La véritable amitié est triangulée par l'exigence de vérité qui circule entre des êtres. Ce soin pour la vérité est un soin pour l'ami et réciproquement. C'est ce qui est à l'oeuvre dans une forme d'intersubjectivité aussi rare que précieuse. J'aurai observé en ces temps d'étrangeté intérieure combien cet enjeu n'est pas partagé sur le fond avec bien des "relations". Cela permet de comprendre les clivages qui existent au sein même de ce qu'on peut prendre pour telles. A peine apparaît un négatif et voilà des "amitiés" en fuite ! Elles disparaissent de votre champ de vision comme si l'expérience de vérité à laquelle vous vous confrontez ne pouvait être dite et encore moins pensée. Schopenhauer note dans les Parerga que "les amis se disent sincères ; alors que ce sont les ennemis qui le sont." Il n'est pas impossible que ce vocable -"amitié"- soit trop "mol", ravagé par l'idéalisme, par la bien pensance et la mièvrerie pour être honnête. L'ennemi a le courage de son négatif. Au moins, le plus souvent, sa haine n'est-elle pas dissimulée et transfigurée en manières ! Car l'honnêteté supposerait une aptitude à la colère, à la passion, à l'affectivité, autant de choses niées sous les oripeaux de la séduction et de l'apparence.
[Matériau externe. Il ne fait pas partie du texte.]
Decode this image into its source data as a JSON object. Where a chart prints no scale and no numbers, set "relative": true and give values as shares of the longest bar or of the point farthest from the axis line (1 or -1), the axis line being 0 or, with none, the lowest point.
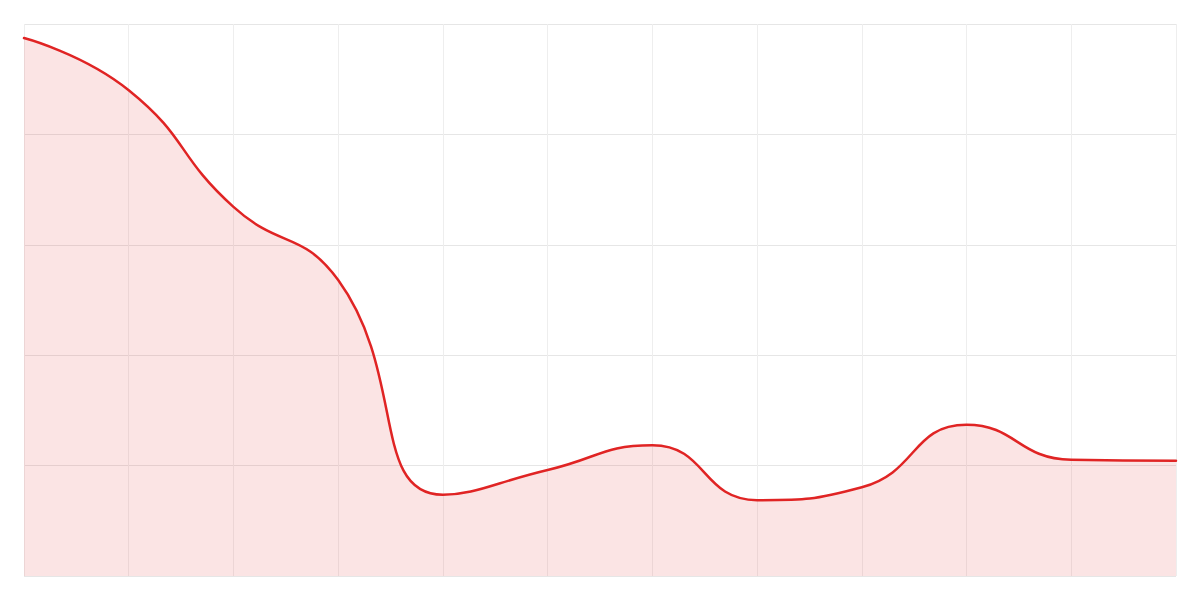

Le refus du négatif est cette honte à l'égard de soi qu'on se dissimule pour se donner bonne conscience. Elle est le siège de la médiocrité que les médiocres ont en partage, autant dire des esprits moyens qui ne vivent que de convenances et de doux rêves.
Nous leur laissons leur manque d'altitude, leur incapacité. C'est parce que nous sommes descendus dans les ténèbres, parce que nous avons rencontré tout en bas les monstres dont la sirène maléfique est le visage pathétique et pervers, parce que nous nous sommes heurtés au risque de l'effondrement, au pouvoir de la division, au cancer relationnel qui infecte le corps et l'esprit très lentement à la manière d'un goutte-à-goutte que nous avons mis nos forces vitales à l'épreuve et amorcé une lente mais nécessaire ascension. Cette élévation libératrice inverse le cours du temps et ramène le printemps au coeur de l'automne pour harmoniser les forces et les redéployer. Le négatif se renverse en son contraire dans l'intensification de l'énergie vitale. De ce jeu, surgit une création qui ne peut être que sur fond de destruction. Le véritable ami est un penseur de la destruction et de la cruauté, condition élémentaire d'une ascension en partage.